Un projet de loi portant sur la restitution de 15 œuvres d’art, dont un tableau de Gustav Klimt et un autre de Marc Chagall, aux ayants droit de familles juives spoliées par les nazis sera examiné par l’Assemblée nationale aujourd’hui.
Entrées légalement dans les collections publiques nationales françaises par acquisition, elles relèvent du domaine public mobilier protégé par le principe de l’imprescriptibilité et d’inaliénabilité. Leur restitution nécessite donc une loi, à la différence des œuvres confiés à la garde des musées nationaux («MNR»), qui sont restituées par simple décret.
Parmi les 15 œuvres se trouve «Rosiers sous les arbres» de Gustav Klimt, conservé au musée d’Orsay, et seule œuvre du peintre autrichien appartenant aux collections nationales françaises. Il a été acquis en 1980 par l’État chez un marchand. Des recherches approfondies ont permis d’établir qu’il appartenait à l’Autrichienne Éléonore Stiasny qui l’a cédé lors d’une vente forcée à Vienne en 1938, lors de l’Anschluss, avant d’être déportée et assassinée.

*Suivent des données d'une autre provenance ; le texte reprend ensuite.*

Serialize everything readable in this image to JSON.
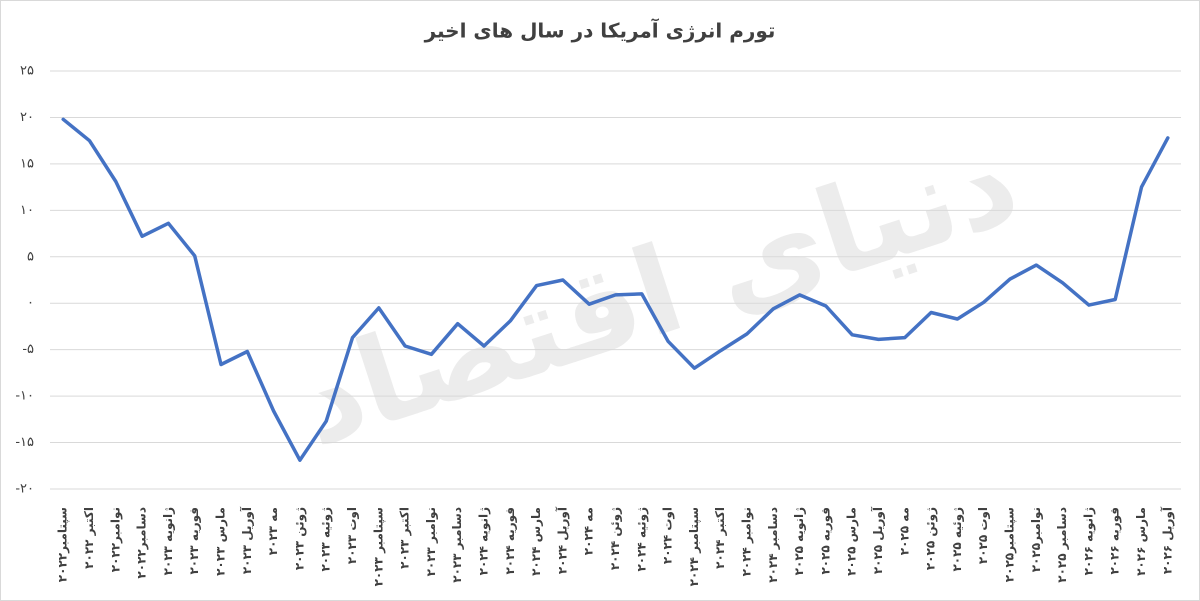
{
  "chart_data": {
    "type": "line",
    "title": "تورم انرژی آمریکا در سال های اخیر",
    "watermark": "دنیای اقتصاد",
    "categories": [
      "سپتامبر۲۰۲۲",
      "اکتبر ۲۰۲۲",
      "نوامبر۲۰۲۲",
      "دسامبر۲۰۲۲",
      "ژانویه ۲۰۲۳",
      "فوریه ۲۰۲۳",
      "مارس ۲۰۲۳",
      "آوریل ۲۰۲۳",
      "مه ۲۰۲۳",
      "ژوئن ۲۰۲۳",
      "ژوئیه ۲۰۲۳",
      "اوت ۲۰۲۳",
      "سپتامبر ۲۰۲۳",
      "اکتبر ۲۰۲۳",
      "نوامبر ۲۰۲۳",
      "دسامبر ۲۰۲۳",
      "ژانویه ۲۰۲۴",
      "فوریه ۲۰۲۴",
      "مارس ۲۰۲۴",
      "آوریل ۲۰۲۴",
      "مه ۲۰۲۴",
      "ژوئن ۲۰۲۴",
      "ژوئیه ۲۰۲۴",
      "اوت ۲۰۲۴",
      "سپتامبر ۲۰۲۴",
      "اکتبر ۲۰۲۴",
      "نوامبر ۲۰۲۴",
      "دسامبر ۲۰۲۴",
      "ژانویه ۲۰۲۵",
      "فوریه ۲۰۲۵",
      "مارس ۲۰۲۵",
      "آوریل ۲۰۲۵",
      "مه ۲۰۲۵",
      "ژوئن ۲۰۲۵",
      "ژوئیه ۲۰۲۵",
      "اوت ۲۰۲۵",
      "سپتامبر۲۰۲۵",
      "نوامبر۲۰۲۵",
      "دسامبر ۲۰۲۵",
      "ژانویه ۲۰۲۶",
      "فوریه ۲۰۲۶",
      "مارس ۲۰۲۶",
      "آوریل ۲۰۲۶"
    ],
    "values": [
      19.8,
      17.5,
      13.1,
      7.2,
      8.6,
      5.1,
      -6.6,
      -5.2,
      -11.6,
      -16.9,
      -12.7,
      -3.7,
      -0.5,
      -4.6,
      -5.5,
      -2.2,
      -4.6,
      -1.9,
      1.9,
      2.5,
      -0.1,
      0.9,
      1.0,
      -4.1,
      -7.0,
      -5.1,
      -3.3,
      -0.6,
      0.9,
      -0.3,
      -3.4,
      -3.9,
      -3.7,
      -1.0,
      -1.7,
      0.1,
      2.6,
      4.1,
      2.2,
      -0.2,
      0.4,
      12.5,
      17.8
    ],
    "color": "#4472c4",
    "ylim": [
      -20,
      25
    ],
    "yticks": [
      {
        "value": -20,
        "label": "-۲۰"
      },
      {
        "value": -15,
        "label": "-۱۵"
      },
      {
        "value": -10,
        "label": "-۱۰"
      },
      {
        "value": -5,
        "label": "-۵"
      },
      {
        "value": 0,
        "label": "۰"
      },
      {
        "value": 5,
        "label": "۵"
      },
      {
        "value": 10,
        "label": "۱۰"
      },
      {
        "value": 15,
        "label": "۱۵"
      },
      {
        "value": 20,
        "label": "۲۰"
      },
      {
        "value": 25,
        "label": "۲۵"
      }
    ],
    "grid": true
  }
}
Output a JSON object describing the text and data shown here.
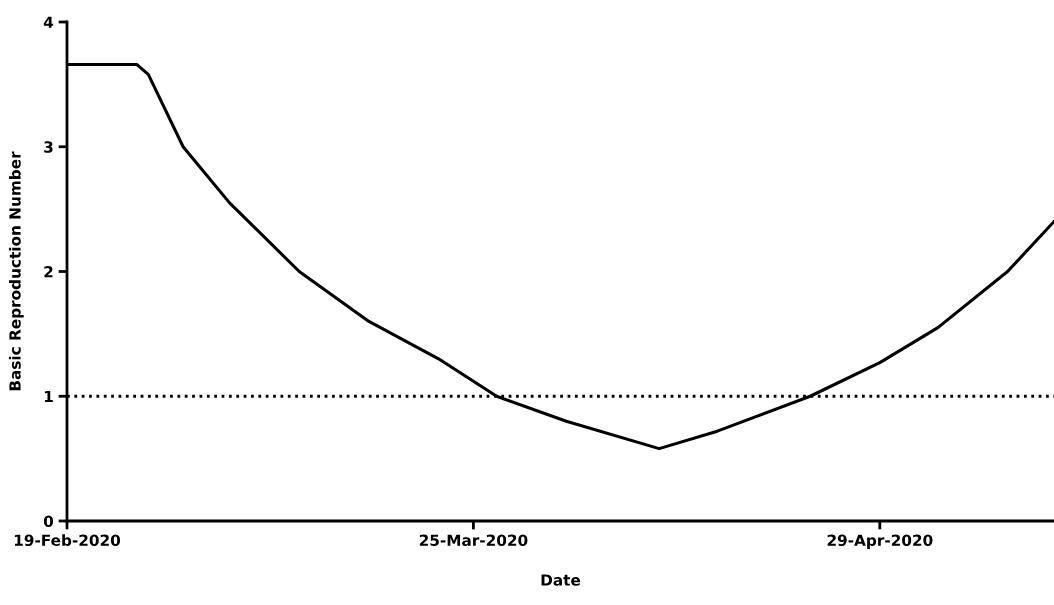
{
  "chart_data": {
    "type": "line",
    "xlabel": "Date",
    "ylabel": "Basic Reproduction Number",
    "x": [
      "2020-02-19",
      "2020-02-25",
      "2020-02-26",
      "2020-02-29",
      "2020-03-04",
      "2020-03-10",
      "2020-03-16",
      "2020-03-22",
      "2020-03-27",
      "2020-04-02",
      "2020-04-10",
      "2020-04-15",
      "2020-04-23",
      "2020-04-29",
      "2020-05-04",
      "2020-05-10",
      "2020-05-14"
    ],
    "series": [
      {
        "color": "#000000",
        "values": [
          3.66,
          3.66,
          3.58,
          3.0,
          2.55,
          2.0,
          1.6,
          1.3,
          1.0,
          0.8,
          0.58,
          0.72,
          1.0,
          1.27,
          1.55,
          2.0,
          2.4
        ]
      }
    ],
    "xlim": [
      "2020-02-19",
      "2020-05-14"
    ],
    "xticks": [
      {
        "value": "2020-02-19",
        "label": "19-Feb-2020"
      },
      {
        "value": "2020-03-25",
        "label": "25-Mar-2020"
      },
      {
        "value": "2020-04-29",
        "label": "29-Apr-2020"
      }
    ],
    "ylim": [
      0,
      4
    ],
    "yticks": [
      0,
      1,
      2,
      3,
      4
    ],
    "grid": false,
    "legend": false,
    "marker": "none",
    "line_style": "solid",
    "ref_lines": [
      {
        "axis": "y",
        "value": 1,
        "line_style": "dotted",
        "color": "#000000"
      }
    ]
  }
}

Onze dessins et une cire conservés au Musée du Louvre, au Musée d’Orsay et au Musée du Château de Compiègne ainsi qu’un tableau d’Utrillo conservé au Musée Utrillo-Valadon («Carrefour à Sannois») font également partie des restitutions envisagées. Un amendement du 13 janvier a ajouté à cette liste un tableau de Chagall, intitulé «Le Père», conservé au Centre Pompidou et entré dans les collections nationales en 1988. L’artiste l’a sans doute peint en 1911 ou 1912, s’en serait dessaisi avant la Seconde Guerre mondiale puis le tableau aurait circulé jusqu’en Pologne lors du transfert des juifs vers le ghetto de Lodz en 1940. Il a été reconnu propriété de David Cender, musicien et luthier polonais juif, immigré en France en 1958.
Les ayants droit ont été identifiés par la Commission pour l’indemnisation des victimes de spoliations (CIVS), créée en 1999. Le projet de loi a été adopté à l’unanimité en commission des affaires culturelles. S’il est adopté par le Parlement, «il s’agira d’une première étape importante qui amène à réfléchir aux futures restitutions et à l’éventualité d’une loi-cadre», précise Fabienne Colboc, sa rapporteure.

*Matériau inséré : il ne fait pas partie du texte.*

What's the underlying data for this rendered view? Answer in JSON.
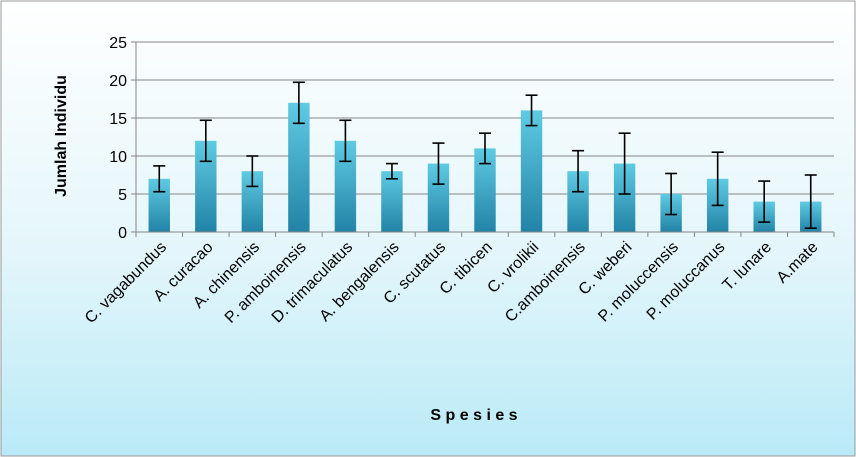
{
  "chart_data": {
    "type": "bar",
    "xlabel": "S p e s i e s",
    "ylabel": "Jumlah Individu",
    "ylim": [
      0,
      25
    ],
    "yticks": [
      0,
      5,
      10,
      15,
      20,
      25
    ],
    "grid": true,
    "legend": "none",
    "categories": [
      "C. vagabundus",
      "A. curacao",
      "A. chinensis",
      "P. amboinensis",
      "D. trimaculatus",
      "A. bengalensis",
      "C. scutatus",
      "C. tibicen",
      "C. vrolikii",
      "C.amboinensis",
      "C. weberi",
      "P. moluccensis",
      "P. moluccanus",
      "T. lunare",
      "A.mate"
    ],
    "values": [
      7,
      12,
      8,
      17,
      12,
      8,
      9,
      11,
      16,
      8,
      9,
      5,
      7,
      4,
      4
    ],
    "error": [
      1.7,
      2.7,
      2.0,
      2.7,
      2.7,
      1.0,
      2.7,
      2.0,
      2.0,
      2.7,
      4.0,
      2.7,
      3.5,
      2.7,
      3.5
    ]
  },
  "colors": {
    "background_top": "#ffffff",
    "background_bottom": "#b9eaf7",
    "bar_light": "#5fcbe3",
    "bar_dark": "#2283a6",
    "axis": "#868686",
    "grid": "#868686",
    "text": "#000000"
  }
}
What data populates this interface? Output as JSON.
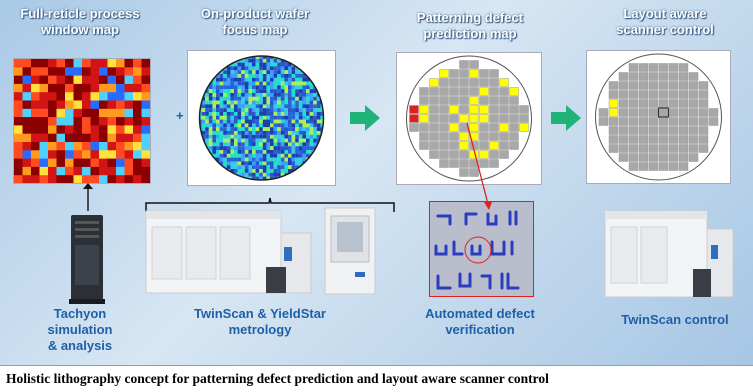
{
  "titles": {
    "process_window_map": "Full-reticle process\nwindow map",
    "focus_map": "On-product wafer\nfocus map",
    "defect_prediction_map": "Patterning defect\nprediction map",
    "scanner_control": "Layout aware\nscanner control"
  },
  "labels": {
    "tachyon": "Tachyon\nsimulation\n& analysis",
    "metrology": "TwinScan & YieldStar\nmetrology",
    "defect_verification": "Automated defect\nverification",
    "twinscan_control": "TwinScan control"
  },
  "plus_sign": "+",
  "caption": "Holistic lithography concept for patterning defect prediction and layout aware scanner control",
  "colors": {
    "arrow": "#1fb37a",
    "defect_yellow": "#ffff00",
    "die_gray": "#a8a8a8",
    "accent_red": "#e02020"
  }
}
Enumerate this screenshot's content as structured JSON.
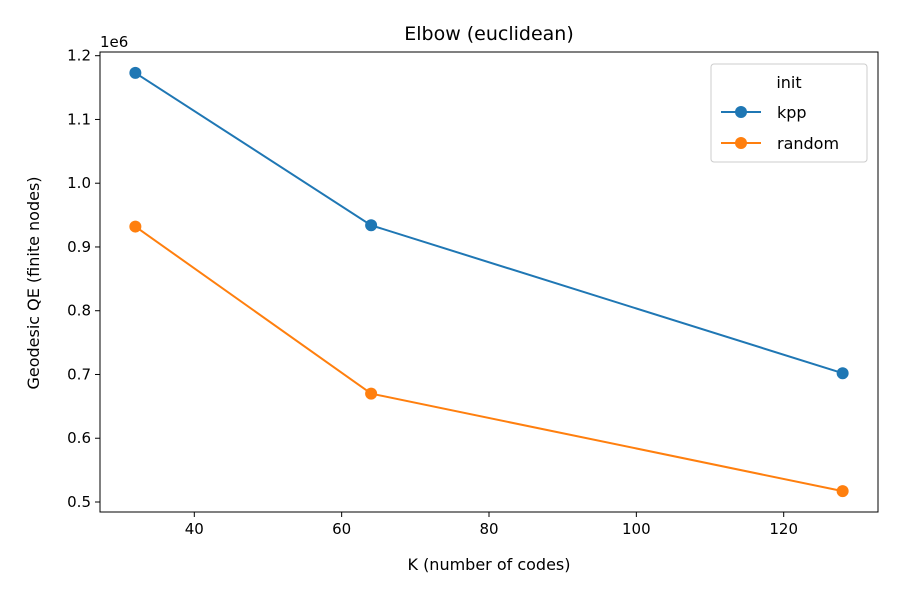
{
  "chart_data": {
    "type": "line",
    "title": "Elbow (euclidean)",
    "xlabel": "K (number of codes)",
    "ylabel": "Geodesic QE (finite nodes)",
    "y_offset_label": "1e6",
    "xlim": [
      27.2,
      132.8
    ],
    "ylim": [
      0.4843,
      1.2058
    ],
    "x_ticks": [
      40,
      60,
      80,
      100,
      120
    ],
    "x_tick_labels": [
      "40",
      "60",
      "80",
      "100",
      "120"
    ],
    "y_ticks": [
      0.5,
      0.6,
      0.7,
      0.8,
      0.9,
      1.0,
      1.1,
      1.2
    ],
    "y_tick_labels": [
      "0.5",
      "0.6",
      "0.7",
      "0.8",
      "0.9",
      "1.0",
      "1.1",
      "1.2"
    ],
    "grid": false,
    "legend": {
      "title": "init",
      "placement": "top-right"
    },
    "x": [
      32,
      64,
      128
    ],
    "series": [
      {
        "name": "kpp",
        "color": "#1f77b4",
        "values": [
          1.173,
          0.934,
          0.702
        ]
      },
      {
        "name": "random",
        "color": "#ff7f0e",
        "values": [
          0.932,
          0.67,
          0.517
        ]
      }
    ]
  }
}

Comme pour la restitution des œuvres d’art en provenance d’Afrique, une future loi-cadre est difficile à établir en raison de la multiplicité des critères de spoliation comme leur champ géographique et la période concernée (entre 1933 et 1945). «Beaucoup de familles juives, victimes de mesures antisémites ont été forcées de vendre leurs biens dès la fin de 1933, en Allemagne. En France, quand la vente a été organisée par le régime de Vichy, beaucoup d’archives demeurent mais quand il s’agissait de ventes privées, il n’y a pas de traces, les œuvres se sont retrouvées sur le marché de l’art», a souligné David Zivie, responsable de la mission de recherche et de restitution des biens culturels spoliés du ministère de la Culture, lors d’une audition par les sénateurs.

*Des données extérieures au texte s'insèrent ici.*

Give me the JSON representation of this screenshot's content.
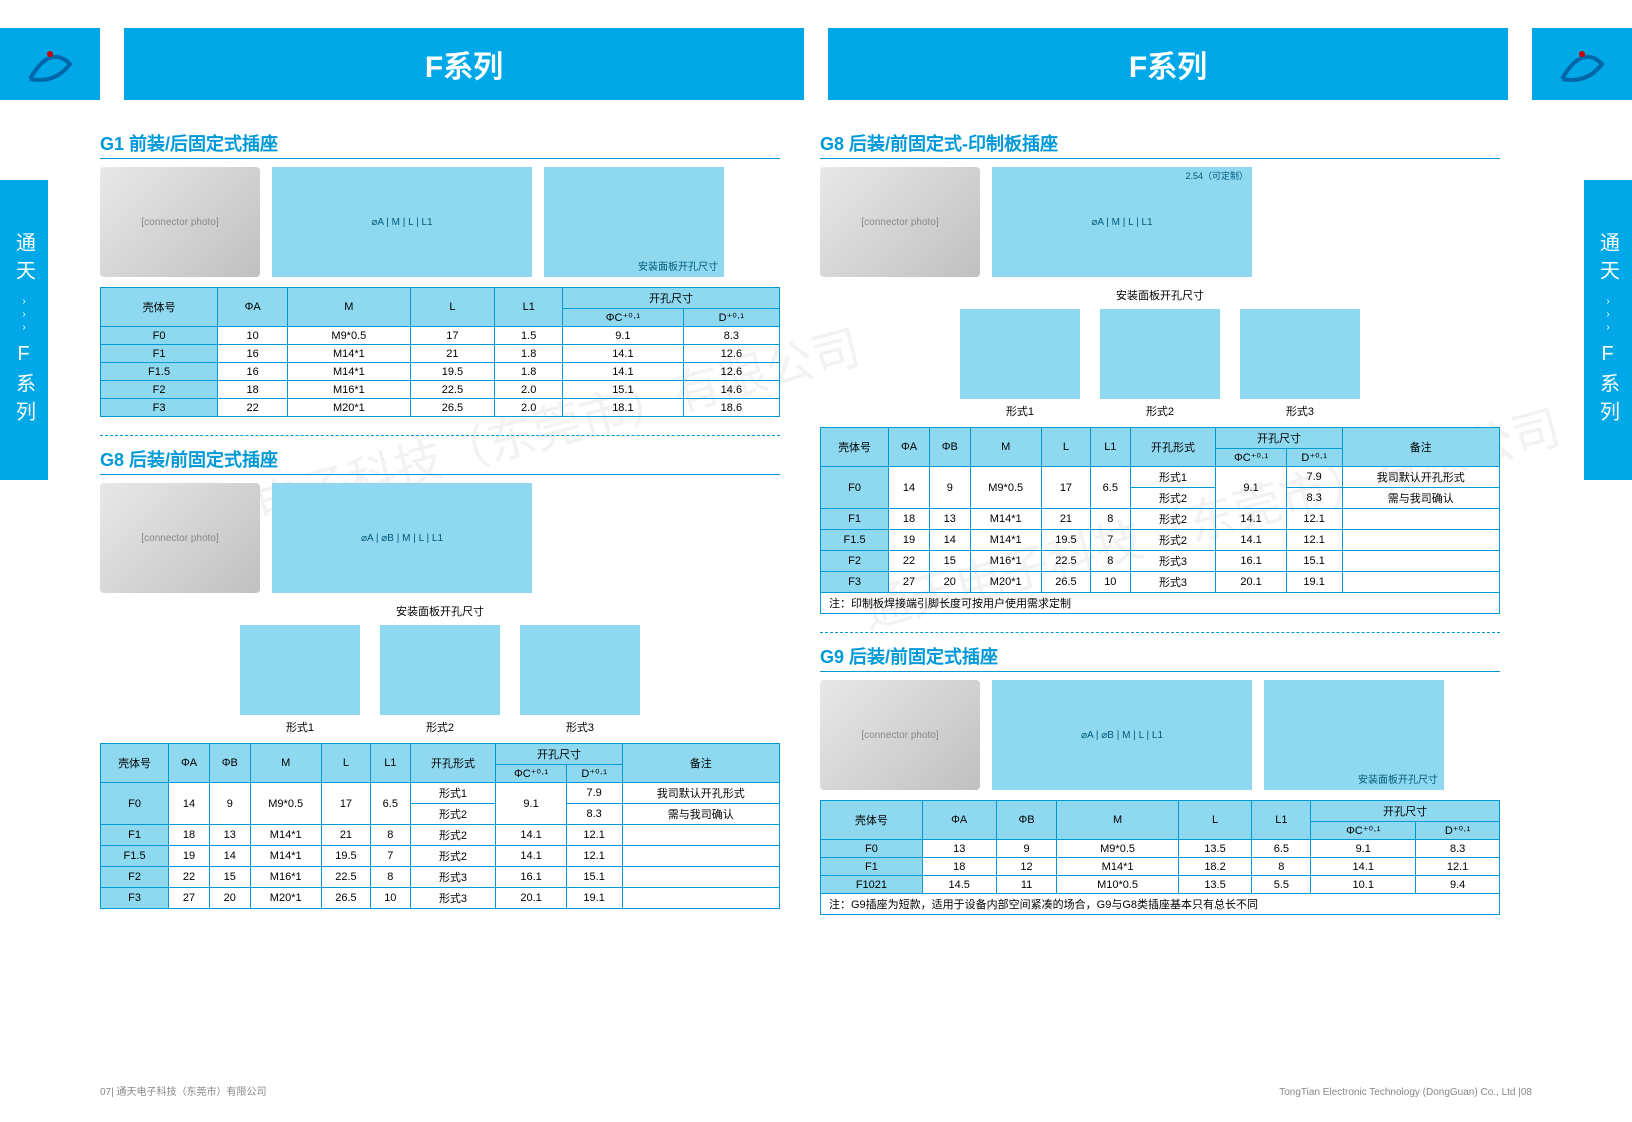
{
  "header": {
    "series_label": "F系列"
  },
  "side_tab": {
    "text_top": "通天",
    "text_bottom": "F系列"
  },
  "colors": {
    "brand_blue": "#00a8e8",
    "title_blue": "#0099d8",
    "cell_blue": "#8ed8f0"
  },
  "captions": {
    "panel_hole": "安装面板开孔尺寸",
    "form1": "形式1",
    "form2": "形式2",
    "form3": "形式3",
    "pitch": "2.54（可定制）"
  },
  "footer": {
    "left": "07| 通天电子科技（东莞市）有限公司",
    "right": "TongTian Electronic Technology (DongGuan) Co., Ltd |08"
  },
  "watermark": "通天电子科技（东莞市）有限公司",
  "g1": {
    "title": "G1 前装/后固定式插座",
    "headers": [
      "壳体号",
      "ΦA",
      "M",
      "L",
      "L1",
      "开孔尺寸"
    ],
    "sub_headers": [
      "ΦC⁺⁰·¹",
      "D⁺⁰·¹"
    ],
    "rows": [
      [
        "F0",
        "10",
        "M9*0.5",
        "17",
        "1.5",
        "9.1",
        "8.3"
      ],
      [
        "F1",
        "16",
        "M14*1",
        "21",
        "1.8",
        "14.1",
        "12.6"
      ],
      [
        "F1.5",
        "16",
        "M14*1",
        "19.5",
        "1.8",
        "14.1",
        "12.6"
      ],
      [
        "F2",
        "18",
        "M16*1",
        "22.5",
        "2.0",
        "15.1",
        "14.6"
      ],
      [
        "F3",
        "22",
        "M20*1",
        "26.5",
        "2.0",
        "18.1",
        "18.6"
      ]
    ]
  },
  "g8_left": {
    "title": "G8 后装/前固定式插座",
    "headers": [
      "壳体号",
      "ΦA",
      "ΦB",
      "M",
      "L",
      "L1",
      "开孔形式",
      "开孔尺寸",
      "备注"
    ],
    "sub_headers": [
      "ΦC⁺⁰·¹",
      "D⁺⁰·¹"
    ],
    "rows": [
      [
        "F0",
        "14",
        "9",
        "M9*0.5",
        "17",
        "6.5",
        "形式1",
        "9.1",
        "7.9",
        "我司默认开孔形式"
      ],
      [
        "",
        "",
        "",
        "",
        "",
        "",
        "形式2",
        "",
        "8.3",
        "需与我司确认"
      ],
      [
        "F1",
        "18",
        "13",
        "M14*1",
        "21",
        "8",
        "形式2",
        "14.1",
        "12.1",
        ""
      ],
      [
        "F1.5",
        "19",
        "14",
        "M14*1",
        "19.5",
        "7",
        "形式2",
        "14.1",
        "12.1",
        ""
      ],
      [
        "F2",
        "22",
        "15",
        "M16*1",
        "22.5",
        "8",
        "形式3",
        "16.1",
        "15.1",
        ""
      ],
      [
        "F3",
        "27",
        "20",
        "M20*1",
        "26.5",
        "10",
        "形式3",
        "20.1",
        "19.1",
        ""
      ]
    ]
  },
  "g8_right": {
    "title": "G8 后装/前固定式-印制板插座",
    "note": "注：印制板焊接端引脚长度可按用户使用需求定制",
    "rows": [
      [
        "F0",
        "14",
        "9",
        "M9*0.5",
        "17",
        "6.5",
        "形式1",
        "9.1",
        "7.9",
        "我司默认开孔形式"
      ],
      [
        "",
        "",
        "",
        "",
        "",
        "",
        "形式2",
        "",
        "8.3",
        "需与我司确认"
      ],
      [
        "F1",
        "18",
        "13",
        "M14*1",
        "21",
        "8",
        "形式2",
        "14.1",
        "12.1",
        ""
      ],
      [
        "F1.5",
        "19",
        "14",
        "M14*1",
        "19.5",
        "7",
        "形式2",
        "14.1",
        "12.1",
        ""
      ],
      [
        "F2",
        "22",
        "15",
        "M16*1",
        "22.5",
        "8",
        "形式3",
        "16.1",
        "15.1",
        ""
      ],
      [
        "F3",
        "27",
        "20",
        "M20*1",
        "26.5",
        "10",
        "形式3",
        "20.1",
        "19.1",
        ""
      ]
    ]
  },
  "g9": {
    "title": "G9 后装/前固定式插座",
    "headers": [
      "壳体号",
      "ΦA",
      "ΦB",
      "M",
      "L",
      "L1",
      "开孔尺寸"
    ],
    "sub_headers": [
      "ΦC⁺⁰·¹",
      "D⁺⁰·¹"
    ],
    "rows": [
      [
        "F0",
        "13",
        "9",
        "M9*0.5",
        "13.5",
        "6.5",
        "9.1",
        "8.3"
      ],
      [
        "F1",
        "18",
        "12",
        "M14*1",
        "18.2",
        "8",
        "14.1",
        "12.1"
      ],
      [
        "F1021",
        "14.5",
        "11",
        "M10*0.5",
        "13.5",
        "5.5",
        "10.1",
        "9.4"
      ]
    ],
    "note": "注：G9插座为短款，适用于设备内部空间紧凑的场合，G9与G8类插座基本只有总长不同"
  }
}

Cette mission a été créée en 2019 afin d’accélérer les recherches et d’identifier la provenance des œuvres spoliées pour faciliter leur restitution. Depuis 1990, les recherches de ces oeuvres se sont beaucoup développées, notamment après le discours de Jacques Chirac en 1995, lors de la commémoration de la rafle du Vél’ d’Hiv, qui reconnaissait la participation de la France dans l’extermination des juifs par les nazis, puis l’accord de Washington en 1998 lorsque 44 pays se sont engagés sur les réparations et la restitution des biens aux familles juives spoliées.
Quelque 100.000 œuvres d’art auraient été saisies en France durant la Seconde Guerre mondiale, selon le ministère de la Culture. 60.000 biens – comprenant des œuvres spoliées mais aussi vendues en France pendant la guerre par des personnes qui n’étaient pas persécutées – ont été retrouvés en Allemagne à la Libération et renvoyées en France. Parmi eux, 45.000 ont été restitués à leurs propriétaires entre 1945 et 1950.
Environ 2.200 ont été sélectionnés et confiés à la garde des musées nationaux (œuvres «MNR») et le reste (environ 13.000 objets) a été vendu par l’administration des Domaines au début des années 1950. Les recherches concernant les œuvres spoliées qui appartiendraient aux collections nationales sont en cours.